Anti-AFSPA voices become louder in Northeast


Ground Zero Report

Unprovoked firing by the Army upon a pick-up vehicle resulting in the death of 15 civilians in Nagaland’s Mon district has caused widespread anger and outrage , reports Nava Thakuria

Voices against the brutal Armed Forces Special Powers Act 1958 (AFSPA) were never thin in northeast India. Years back, Manipur witnessed massive uprising against the draconian law that empowers the security personnel, engaged in counter insurgency operations, to act according to their conveniences in disturbed areas with all impunity from the civilian courts. T Manorama Devi and Sharmila Irom Channu emerged as almost deities in the Meitei society during the uproarious anti-AFSPA  situation in the region.


Lately the issue became alive and flashier with the incident of Oting village in Nagaland, where 14 civilians lost their lives under the complicity of AFSPA. From local villages to State level organizations, north-eastern to national and international institutions have now come forward raising voices against the six decade old Act urging its urgent repeal and some putting a unique challenge to the Union government in New Delhi for implementing the law in terror-stricken central Indian provinces.
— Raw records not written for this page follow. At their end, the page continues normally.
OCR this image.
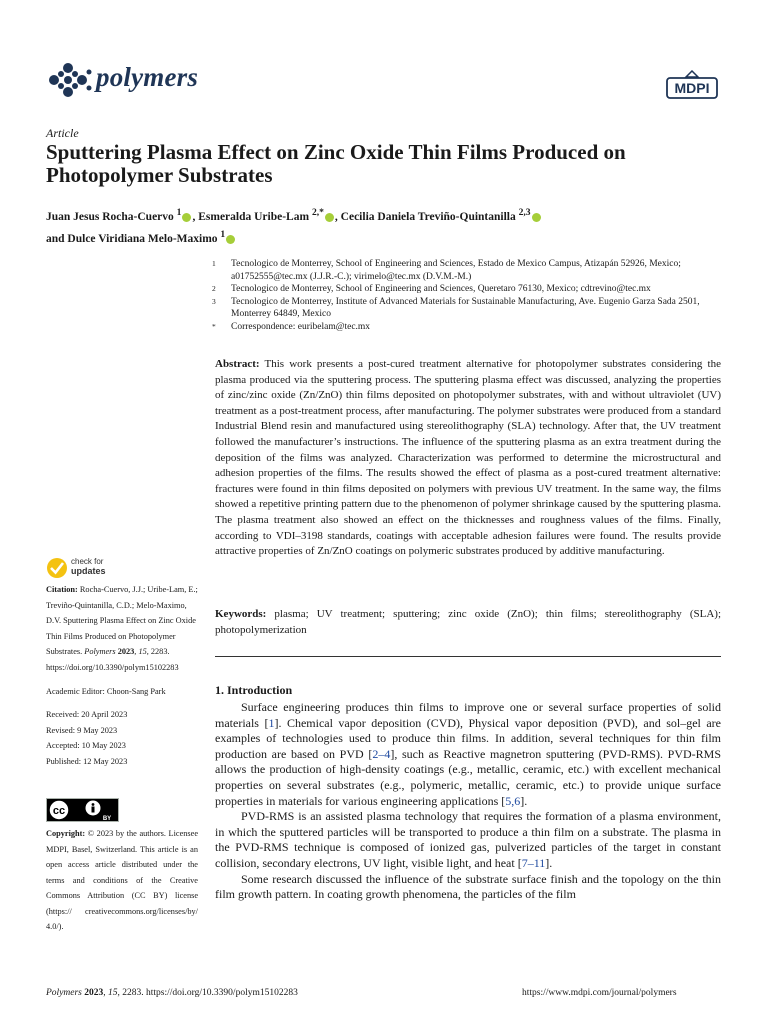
polymers	MDPI
Article
Sputtering Plasma Effect on Zinc Oxide Thin Films Produced on Photopolymer Substrates
Juan Jesus Rocha-Cuervo $^1$ , Esmeralda Uribe-Lam $^{2,*}$ , Cecilia Daniela Treviño-Quintanilla $^{2,3}$
and Dulce Viridiana Melo-Maximo $^1$
1	Tecnologico de Monterrey, School of Engineering and Sciences, Estado de Mexico Campus, Atizapán 52926, Mexico; a01752555@tec.mx (J.J.R.-C.); virimelo@tec.mx (D.V.M.-M.)
2	Tecnologico de Monterrey, School of Engineering and Sciences, Queretaro 76130, Mexico; cdtrevino@tec.mx
3	Tecnologico de Monterrey, Institute of Advanced Materials for Sustainable Manufacturing, Ave. Eugenio Garza Sada 2501, Monterrey 64849, Mexico
*	Correspondence: euribelam@tec.mx
Abstract: This work presents a post-cured treatment alternative for photopolymer substrates considering the plasma produced via the sputtering process. The sputtering plasma effect was discussed, analyzing the properties of zinc/zinc oxide (Zn/ZnO) thin films deposited on photopolymer substrates, with and without ultraviolet (UV) treatment as a post-treatment process, after manufacturing. The polymer substrates were produced from a standard Industrial Blend resin and manufactured using stereolithography (SLA) technology. After that, the UV treatment followed the manufacturer’s instructions. The influence of the sputtering plasma as an extra treatment during the deposition of the films was analyzed. Characterization was performed to determine the microstructural and adhesion properties of the films. The results showed the effect of plasma as a post-cured treatment alternative: fractures were found in thin films deposited on polymers with previous UV treatment. In the same way, the films showed a repetitive printing pattern due to the phenomenon of polymer shrinkage caused by the sputtering plasma. The plasma treatment also showed an effect on the thicknesses and roughness values of the films. Finally, according to VDI–3198 standards, coatings with acceptable adhesion failures were found. The results provide attractive properties of Zn/ZnO coatings on polymeric substrates produced by additive manufacturing.
Keywords: plasma; UV treatment; sputtering; zinc oxide (ZnO); thin films; stereolithography (SLA); photopolymerization
check for
updates

Citation: Rocha-Cuervo, J.J.; Uribe-Lam, E.; Treviño-Quintanilla, C.D.; Melo-Maximo, D.V. Sputtering Plasma Effect on Zinc Oxide Thin Films Produced on Photopolymer Substrates. Polymers 2023, 15, 2283. https://doi.org/10.3390/polym15102283

Academic Editor: Choon-Sang Park

Received: 20 April 2023

Revised: 9 May 2023

Accepted: 10 May 2023

Published: 12 May 2023

cc
BY
Copyright: © 2023 by the authors. Licensee MDPI, Basel, Switzerland. This article is an open access article distributed under the terms and conditions of the Creative Commons Attribution (CC BY) license (https:// creativecommons.org/licenses/by/ 4.0/).
1. Introduction

Surface engineering produces thin films to improve one or several surface properties of solid materials [1]. Chemical vapor deposition (CVD), Physical vapor deposition (PVD), and sol–gel are examples of technologies used to produce thin films. In addition, several techniques for thin film production are based on PVD [2–4], such as Reactive magnetron sputtering (PVD-RMS). PVD-RMS allows the production of high-density coatings (e.g., metallic, ceramic, etc.) with excellent mechanical properties on several substrates (e.g., polymeric, metallic, ceramic, etc.) to provide unique surface properties in materials for various engineering applications [5,6].

PVD-RMS is an assisted plasma technology that requires the formation of a plasma environment, in which the sputtered particles will be transported to produce a thin film on a substrate. The plasma in the PVD-RMS technique is composed of ionized gas, pulverized particles of the target in constant collision, secondary electrons, UV light, visible light, and heat [7–11].

Some research discussed the influence of the substrate surface finish and the topology on the thin film growth pattern. In coating growth phenomena, the particles of the film

Polymers 2023, 15, 2283. https://doi.org/10.3390/polym15102283	https://www.mdpi.com/journal/polymers
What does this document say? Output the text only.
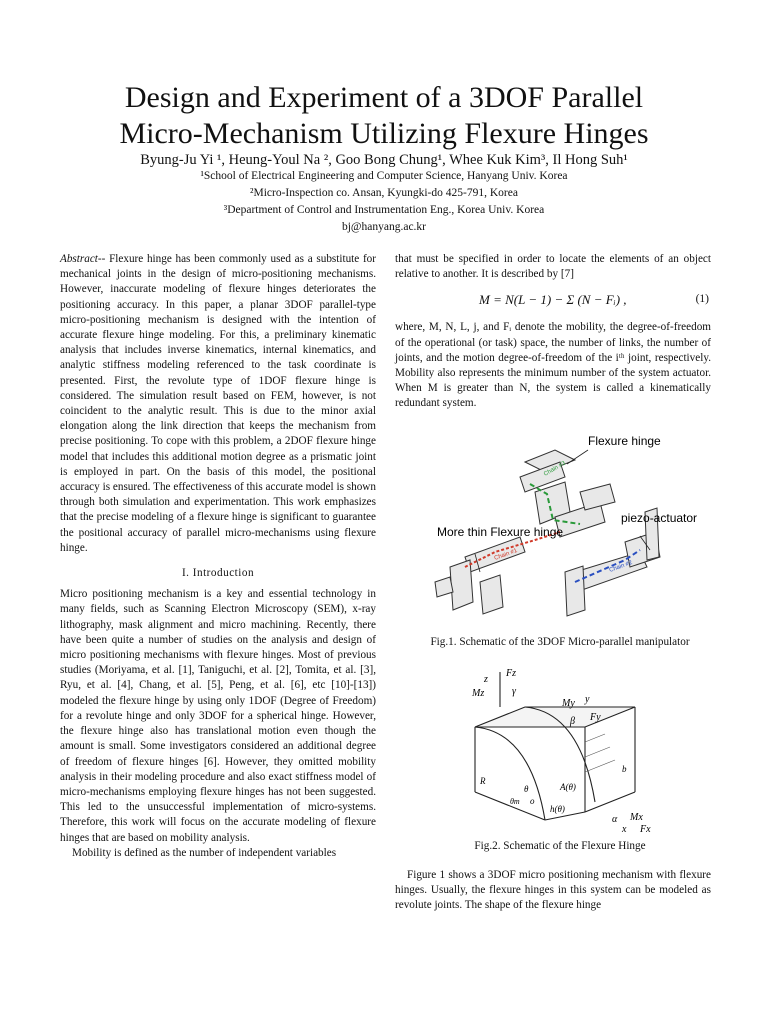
Design and Experiment of a 3DOF Parallel
Micro-Mechanism Utilizing Flexure Hinges
Byung-Ju Yi ¹, Heung-Youl Na ², Goo Bong Chung¹, Whee Kuk Kim³, Il Hong Suh¹
¹School of Electrical Engineering and Computer Science, Hanyang Univ. Korea
²Micro-Inspection co. Ansan, Kyungki-do 425-791, Korea
³Department of Control and Instrumentation Eng., Korea Univ. Korea
bj@hanyang.ac.kr

Abstract-- Flexure hinge has been commonly used as a substitute for mechanical joints in the design of micro-positioning mechanisms. However, inaccurate modeling of flexure hinges deteriorates the positioning accuracy. In this paper, a planar 3DOF parallel-type micro-positioning mechanism is designed with the intention of accurate flexure hinge modeling. For this, a preliminary kinematic analysis that includes inverse kinematics, internal kinematics, and analytic stiffness modeling referenced to the task coordinate is presented. First, the revolute type of 1DOF flexure hinge is considered. The simulation result based on FEM, however, is not coincident to the analytic result. This is due to the minor axial elongation along the link direction that keeps the mechanism from precise positioning. To cope with this problem, a 2DOF flexure hinge model that includes this additional motion degree as a prismatic joint is employed in part. On the basis of this model, the positional accuracy is ensured. The effectiveness of this accurate model is shown through both simulation and experimentation. This work emphasizes that the precise modeling of a flexure hinge is significant to guarantee the positional accuracy of parallel micro-mechanisms using flexure hinge.

I. Introduction

Micro positioning mechanism is a key and essential technology in many fields, such as Scanning Electron Microscopy (SEM), x-ray lithography, mask alignment and micro machining. Recently, there have been quite a number of studies on the analysis and design of micro positioning mechanisms with flexure hinges. Most of previous studies (Moriyama, et al. [1], Taniguchi, et al. [2], Tomita, et al. [3], Ryu, et al. [4], Chang, et al. [5], Peng, et al. [6], etc [10]-[13]) modeled the flexure hinge by using only 1DOF (Degree of Freedom) for a revolute hinge and only 3DOF for a spherical hinge. However, the flexure hinge also has translational motion even though the amount is small. Some investigators considered an additional degree of freedom of flexure hinges [6]. However, they omitted mobility analysis in their modeling procedure and also exact stiffness model of micro-mechanisms employing flexure hinges has not been suggested. This led to the unsuccessful implementation of micro-systems. Therefore, this work will focus on the accurate modeling of flexure hinges that are based on mobility analysis.

Mobility is defined as the number of independent variables

that must be specified in order to locate the elements of an object relative to another. It is described by [7]

M = N(L − 1) − Σ (N − Fᵢ) ,	(1)

where, M, N, L, j, and Fᵢ denote the mobility, the degree-of-freedom of the operational (or task) space, the number of links, the number of joints, and the motion degree-of-freedom of the iᵗʰ joint, respectively. Mobility also represents the minimum number of the system actuator. When M is greater than N, the system is called a kinematically redundant system.

Chain #3
Chain #1
Chain #2
Flexure hinge
piezo-actuator
More thin Flexure hinge
Fig.1. Schematic of the 3DOF Micro-parallel manipulator
z
Fz
Mz	γ
My y
Fy
β
R
θ
θm
A(θ)
h(θ)
o
b
α Mx
x Fx
Fig.2. Schematic of the Flexure Hinge

Figure 1 shows a 3DOF micro positioning mechanism with flexure hinges. Usually, the flexure hinges in this system can be modeled as revolute joints. The shape of the flexure hinge
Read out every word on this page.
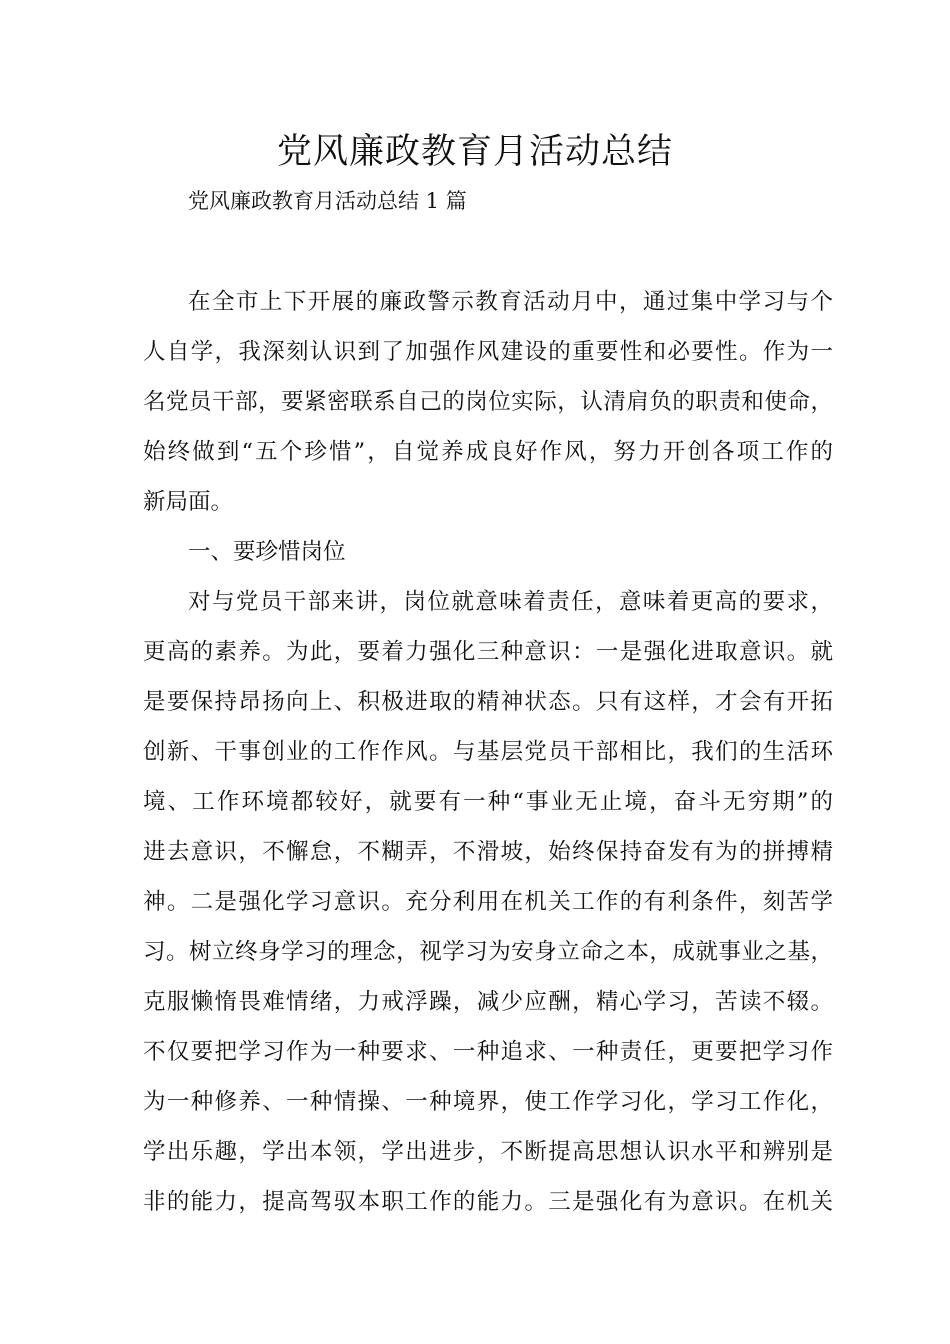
党风廉政教育月活动总结
党风廉政教育月活动总结 1 篇
在全市上下开展的廉政警示教育活动月中，通过集中学习与个
人自学，我深刻认识到了加强作风建设的重要性和必要性。作为一
名党员干部，要紧密联系自己的岗位实际，认清肩负的职责和使命，
始终做到“五个珍惜”，自觉养成良好作风，努力开创各项工作的
新局面。
一、要珍惜岗位
对与党员干部来讲，岗位就意味着责任，意味着更高的要求，
更高的素养。为此，要着力强化三种意识：一是强化进取意识。就
是要保持昂扬向上、积极进取的精神状态。只有这样，才会有开拓
创新、干事创业的工作作风。与基层党员干部相比，我们的生活环
境、工作环境都较好，就要有一种“事业无止境，奋斗无穷期”的
进去意识，不懈怠，不糊弄，不滑坡，始终保持奋发有为的拼搏精
神。二是强化学习意识。充分利用在机关工作的有利条件，刻苦学
习。树立终身学习的理念，视学习为安身立命之本，成就事业之基，
克服懒惰畏难情绪，力戒浮躁，减少应酬，精心学习，苦读不辍。
不仅要把学习作为一种要求、一种追求、一种责任，更要把学习作
为一种修养、一种情操、一种境界，使工作学习化，学习工作化，
学出乐趣，学出本领，学出进步，不断提高思想认识水平和辨别是
非的能力，提高驾驭本职工作的能力。三是强化有为意识。在机关
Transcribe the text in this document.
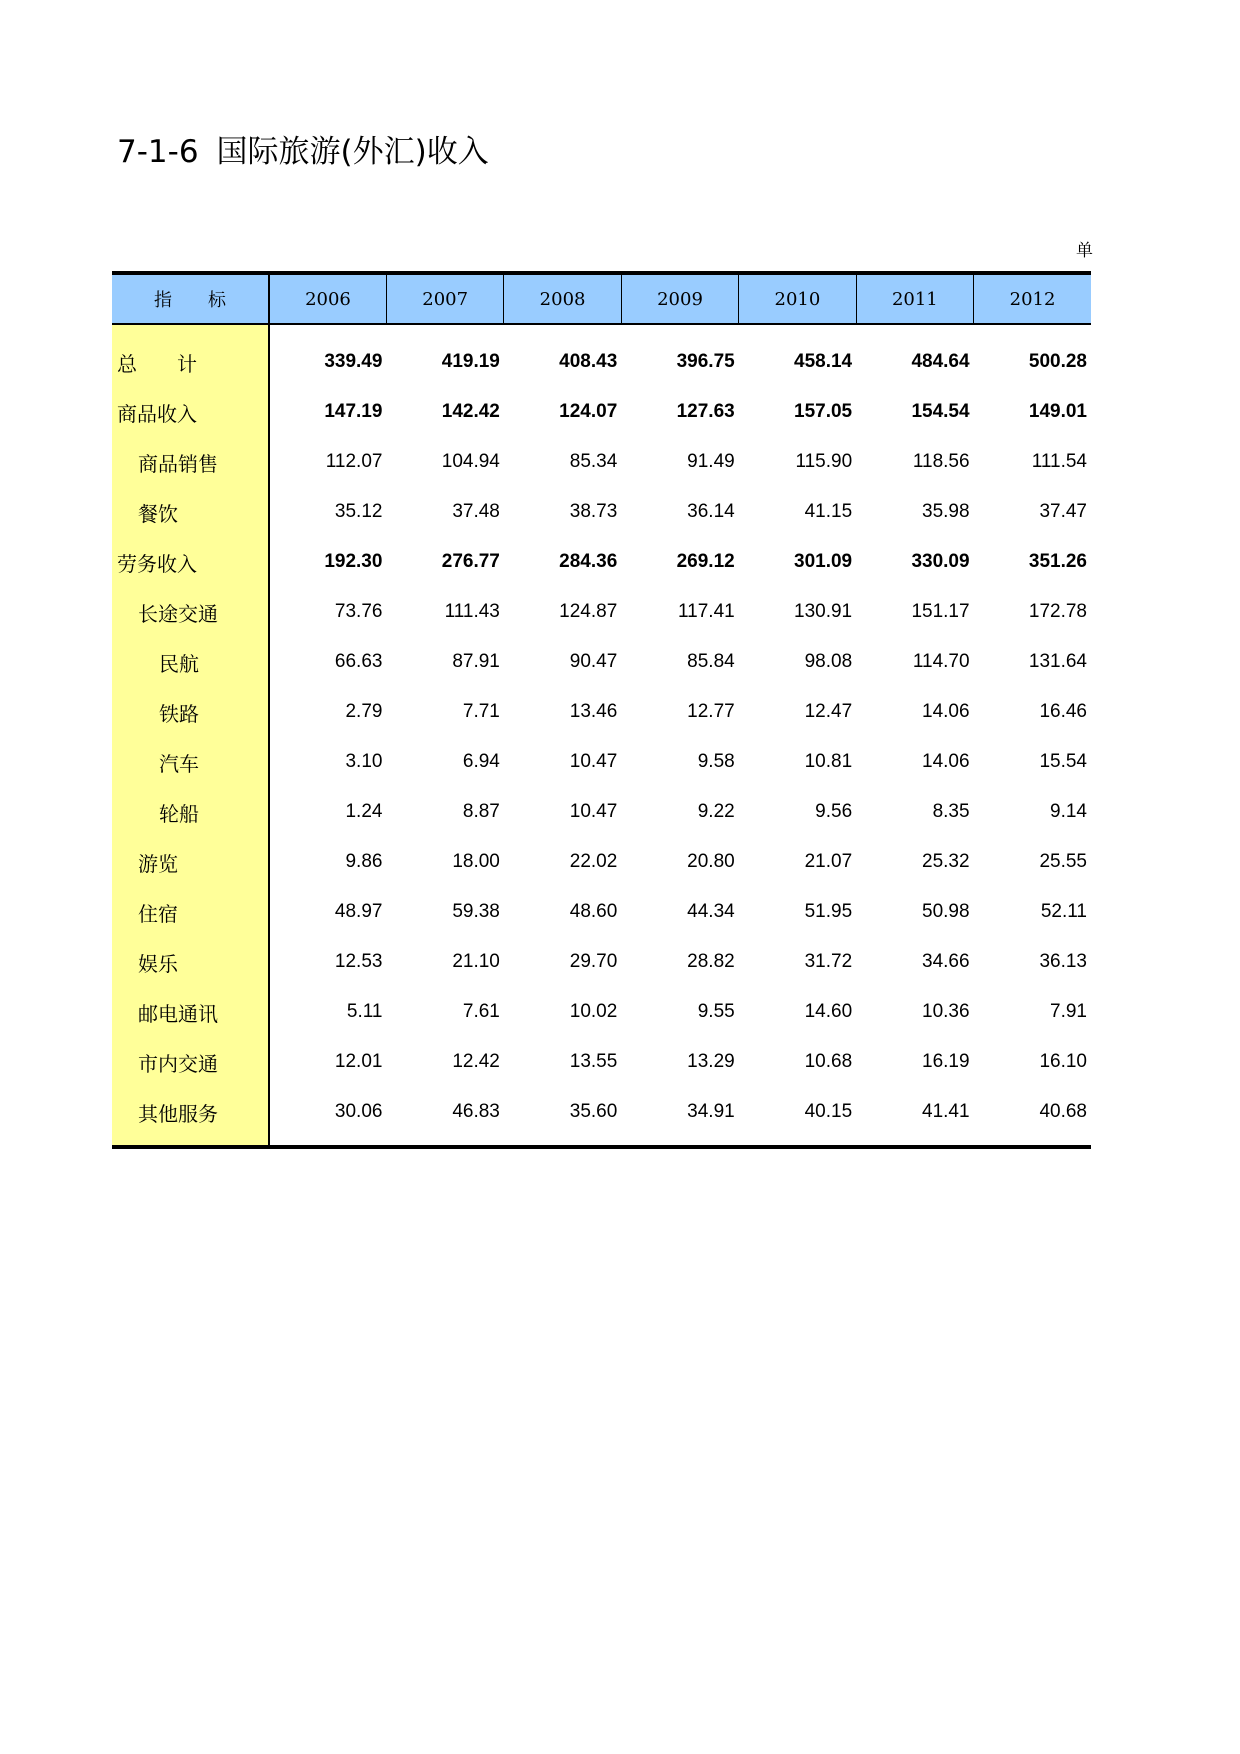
7-1-6 国际旅游(外汇)收入
单
指　　标	2006	2007	2008	2009	2010	2011	2012
总　　计	339.49	419.19	408.43	396.75	458.14	484.64	500.28
商品收入	147.19	142.42	124.07	127.63	157.05	154.54	149.01
商品销售	112.07	104.94	85.34	91.49	115.90	118.56	111.54
餐饮	35.12	37.48	38.73	36.14	41.15	35.98	37.47
劳务收入	192.30	276.77	284.36	269.12	301.09	330.09	351.26
长途交通	73.76	111.43	124.87	117.41	130.91	151.17	172.78
民航	66.63	87.91	90.47	85.84	98.08	114.70	131.64
铁路	2.79	7.71	13.46	12.77	12.47	14.06	16.46
汽车	3.10	6.94	10.47	9.58	10.81	14.06	15.54
轮船	1.24	8.87	10.47	9.22	9.56	8.35	9.14
游览	9.86	18.00	22.02	20.80	21.07	25.32	25.55
住宿	48.97	59.38	48.60	44.34	51.95	50.98	52.11
娱乐	12.53	21.10	29.70	28.82	31.72	34.66	36.13
邮电通讯	5.11	7.61	10.02	9.55	14.60	10.36	7.91
市内交通	12.01	12.42	13.55	13.29	10.68	16.19	16.10
其他服务	30.06	46.83	35.60	34.91	40.15	41.41	40.68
Disturbing news broke from Nagaland’s Mon district on 4 December 2021, where the security forces opened fire on a vehicle carrying a group of village youths from daily work at Tiru valley coal mine. The 21 para-commandos of Indian Army, following an input about the movement of some armed insurgents in Tiru-Oting rural area, laid an ambush. Soon the vehicle of youths arrived there and the security personnel ordered it to stop. But the vehicle reportedly did not slow down and so they fired at it suspecting that insurgents were travelling in it.

Six passengers inside the vehicle died on the spot and two were seriously injured. Soon after realizing the mistake that no passenger was carrying any arms or ammunition, the security personnel took the injured villagers to a nearby hospital. But the incident created massive uproars among the villagers and they even targeted the security forces in different places. Within two days, eight other villagers were killed in the protest demonstrations whereas one Assam Rifles soldier also lost his life. Residents of Oting, which lost 12 villagers in the series of incidents, came out under the apex body of tribes (Konyak Union) with the strong demand to revoke AFSPA immediately. Joining the chorus of civil society groups, human rights organizations, political party leaders of the region besides Nagaland chief minister Neiphiu Rio and his Meghalaya counterpart (Conrad K Sangma) also demanded its repeal.